The dynamics and economics of movies have changed. Today, there are hardly any independent producers. Corporate companies have taken charge. I don't think I can adjust with their ways of working. And ab to sehat bhi nahin rahi waisi.
Umar ho gayi hai beta. For the last few months, I haven't been well. I have been visiting doctors regularly in Delhi. Still, I feel I am fitter than a lot of youngsters. I have a balanced diet and a long walk every day.
If you are not well, why did you take up 100 Per Cent?
It didn't pressurize me too much. Thodasa kaam tha. And I was assured that the show would take up the cause of wrestling and bring it out of its dire situation.

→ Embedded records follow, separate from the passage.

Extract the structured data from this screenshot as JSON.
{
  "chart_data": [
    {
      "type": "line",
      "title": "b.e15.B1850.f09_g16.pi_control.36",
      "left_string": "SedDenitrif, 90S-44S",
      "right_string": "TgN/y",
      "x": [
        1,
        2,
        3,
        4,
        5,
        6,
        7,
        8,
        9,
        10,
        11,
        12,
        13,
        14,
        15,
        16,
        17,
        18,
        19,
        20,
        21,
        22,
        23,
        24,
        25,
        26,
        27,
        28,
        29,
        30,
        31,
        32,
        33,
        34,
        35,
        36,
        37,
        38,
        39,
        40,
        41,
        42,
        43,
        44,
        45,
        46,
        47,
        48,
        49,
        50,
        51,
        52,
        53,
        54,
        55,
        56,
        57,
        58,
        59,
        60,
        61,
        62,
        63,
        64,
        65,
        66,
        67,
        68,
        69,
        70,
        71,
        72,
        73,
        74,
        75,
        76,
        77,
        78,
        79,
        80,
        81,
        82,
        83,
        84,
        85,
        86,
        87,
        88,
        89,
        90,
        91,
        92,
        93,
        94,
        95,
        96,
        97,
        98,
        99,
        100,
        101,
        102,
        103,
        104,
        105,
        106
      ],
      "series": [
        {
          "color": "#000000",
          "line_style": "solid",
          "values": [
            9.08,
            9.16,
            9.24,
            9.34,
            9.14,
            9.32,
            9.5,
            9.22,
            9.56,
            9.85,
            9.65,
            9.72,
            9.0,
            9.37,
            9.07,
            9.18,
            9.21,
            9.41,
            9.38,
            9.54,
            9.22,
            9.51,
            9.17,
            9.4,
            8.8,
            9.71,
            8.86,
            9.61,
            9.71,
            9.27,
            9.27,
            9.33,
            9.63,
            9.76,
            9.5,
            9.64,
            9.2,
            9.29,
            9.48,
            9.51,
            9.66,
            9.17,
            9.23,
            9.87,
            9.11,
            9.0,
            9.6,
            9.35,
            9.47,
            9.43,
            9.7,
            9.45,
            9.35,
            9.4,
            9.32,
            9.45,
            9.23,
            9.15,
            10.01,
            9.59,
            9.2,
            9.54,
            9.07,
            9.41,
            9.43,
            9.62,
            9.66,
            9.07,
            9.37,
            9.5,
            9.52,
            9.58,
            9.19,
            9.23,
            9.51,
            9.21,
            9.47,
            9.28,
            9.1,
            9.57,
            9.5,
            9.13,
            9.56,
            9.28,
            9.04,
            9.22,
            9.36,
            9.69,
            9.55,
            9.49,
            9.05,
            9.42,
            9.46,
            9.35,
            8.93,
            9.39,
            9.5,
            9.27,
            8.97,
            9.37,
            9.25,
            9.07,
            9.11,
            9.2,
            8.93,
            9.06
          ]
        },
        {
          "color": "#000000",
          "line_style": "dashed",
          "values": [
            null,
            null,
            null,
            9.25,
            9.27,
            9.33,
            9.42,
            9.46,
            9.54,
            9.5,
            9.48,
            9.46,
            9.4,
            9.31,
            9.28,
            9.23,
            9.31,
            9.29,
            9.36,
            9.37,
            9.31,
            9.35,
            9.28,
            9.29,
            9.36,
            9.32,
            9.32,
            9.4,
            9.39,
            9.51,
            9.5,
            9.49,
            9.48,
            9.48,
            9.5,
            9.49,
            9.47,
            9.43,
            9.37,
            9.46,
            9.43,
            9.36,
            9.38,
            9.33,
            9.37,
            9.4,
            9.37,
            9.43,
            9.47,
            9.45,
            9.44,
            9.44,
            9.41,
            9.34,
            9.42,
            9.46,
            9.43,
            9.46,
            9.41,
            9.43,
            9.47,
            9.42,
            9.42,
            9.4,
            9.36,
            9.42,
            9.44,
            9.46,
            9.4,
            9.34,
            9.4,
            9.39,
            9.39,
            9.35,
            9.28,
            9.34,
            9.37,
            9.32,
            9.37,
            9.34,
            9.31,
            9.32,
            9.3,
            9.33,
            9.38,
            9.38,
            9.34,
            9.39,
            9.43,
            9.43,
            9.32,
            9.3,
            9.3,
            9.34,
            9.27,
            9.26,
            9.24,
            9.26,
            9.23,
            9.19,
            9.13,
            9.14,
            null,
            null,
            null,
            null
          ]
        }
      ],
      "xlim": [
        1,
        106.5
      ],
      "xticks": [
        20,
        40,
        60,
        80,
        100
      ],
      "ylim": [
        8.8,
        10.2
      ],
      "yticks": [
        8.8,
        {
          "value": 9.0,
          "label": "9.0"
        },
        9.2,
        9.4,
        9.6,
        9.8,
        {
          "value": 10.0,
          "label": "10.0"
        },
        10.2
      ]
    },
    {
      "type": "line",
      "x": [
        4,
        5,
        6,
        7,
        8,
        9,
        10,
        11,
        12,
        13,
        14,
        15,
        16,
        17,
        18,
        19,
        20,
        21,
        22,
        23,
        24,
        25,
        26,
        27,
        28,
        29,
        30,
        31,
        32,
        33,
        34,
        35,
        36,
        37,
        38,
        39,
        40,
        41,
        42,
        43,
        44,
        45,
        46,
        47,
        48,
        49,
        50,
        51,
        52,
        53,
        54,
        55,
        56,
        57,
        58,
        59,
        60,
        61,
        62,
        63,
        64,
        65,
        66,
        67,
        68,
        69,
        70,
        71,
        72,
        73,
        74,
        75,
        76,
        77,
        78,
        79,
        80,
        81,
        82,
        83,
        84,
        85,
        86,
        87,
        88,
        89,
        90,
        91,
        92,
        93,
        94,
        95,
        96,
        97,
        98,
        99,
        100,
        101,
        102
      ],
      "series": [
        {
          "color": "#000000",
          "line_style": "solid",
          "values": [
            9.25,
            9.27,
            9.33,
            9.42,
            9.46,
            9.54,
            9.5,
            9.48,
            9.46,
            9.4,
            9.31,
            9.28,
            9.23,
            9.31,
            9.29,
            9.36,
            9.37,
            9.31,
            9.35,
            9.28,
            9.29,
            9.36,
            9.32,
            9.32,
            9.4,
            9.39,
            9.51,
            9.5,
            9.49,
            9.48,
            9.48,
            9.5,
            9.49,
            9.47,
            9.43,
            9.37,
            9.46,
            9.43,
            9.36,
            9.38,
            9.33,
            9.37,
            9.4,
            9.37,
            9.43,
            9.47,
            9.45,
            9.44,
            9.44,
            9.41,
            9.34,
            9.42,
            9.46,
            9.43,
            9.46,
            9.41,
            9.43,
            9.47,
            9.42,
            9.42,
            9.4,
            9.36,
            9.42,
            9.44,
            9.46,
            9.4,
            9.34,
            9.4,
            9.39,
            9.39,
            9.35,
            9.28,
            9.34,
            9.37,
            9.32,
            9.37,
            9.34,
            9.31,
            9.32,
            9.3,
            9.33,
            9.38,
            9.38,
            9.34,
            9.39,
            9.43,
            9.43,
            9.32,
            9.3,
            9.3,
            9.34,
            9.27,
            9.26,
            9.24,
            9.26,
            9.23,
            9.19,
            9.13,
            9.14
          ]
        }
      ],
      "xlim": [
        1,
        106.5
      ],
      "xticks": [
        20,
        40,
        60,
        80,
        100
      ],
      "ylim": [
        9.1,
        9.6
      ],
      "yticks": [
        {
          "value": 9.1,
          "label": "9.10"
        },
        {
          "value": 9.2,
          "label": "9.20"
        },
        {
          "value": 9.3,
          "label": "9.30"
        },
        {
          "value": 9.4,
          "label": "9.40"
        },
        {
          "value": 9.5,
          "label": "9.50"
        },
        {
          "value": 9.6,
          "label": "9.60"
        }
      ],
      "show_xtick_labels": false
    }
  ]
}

Do you see hope in the sport now?
Yes, though I know the association has nothing its hands. The sports ministry is not concerned enough about doing enough for wrestlers. Some of them I've seen are under nourished. But after the Olympics and seeing Sushil last year, kuch umeed bandhi hai. I think if well groomed, our boys can become world champions too.
Where do you think are we lacking?
I think we need to make wrestling a well-paying sport. The reason too many boys don't want to take up the sport willingly is that there is no scope to earn and they don't find prospects of a bright future in wrestling. They are paid a pittance for a fee. Earlier, we didn't have a ministry control and the sport actually flourished.
Do you think special attention needs to be paid towards women's wrestling?
Of course! The Wrestling Association is doing nothing for the men. The women are obviously in the under-privileged class there. Private akhadas I know are on the verge of shutting down but still, I have not lost hope yet. There are some sarkari ones that are still trying to crawl.
Are you hopeful about your son Vindoo's career too?
Baap hoon! And I am hopeful that one day my son will shine. He's still trying to get somewhere in life. He needs that one big hit and no one will ask me this question again. His debut movie was an average runner. Had it been a hit, he would have become a star.
You played Hanuman. So did Vindoo. What do you think of the Hanuman in the recently concluded Ramayan?
I didn't see it through and through. But of whatever I saw, I felt that the boy was honest and was working hard to convince people that he was Hanuman. Eventually, I think he couldn't pull it off. It was a key role and should have gone to another actor, who was slightly seasoned and could deal with the role better.
Didn't Vindoo ever show signs of becoming a wrestler?
I don't think he ever had that inclination for the sport. I don't blame him because an entire generation had stopped following wrestling. Today, with some publicity, maybe we can revive the sport and save at least some akhadas from shutting down.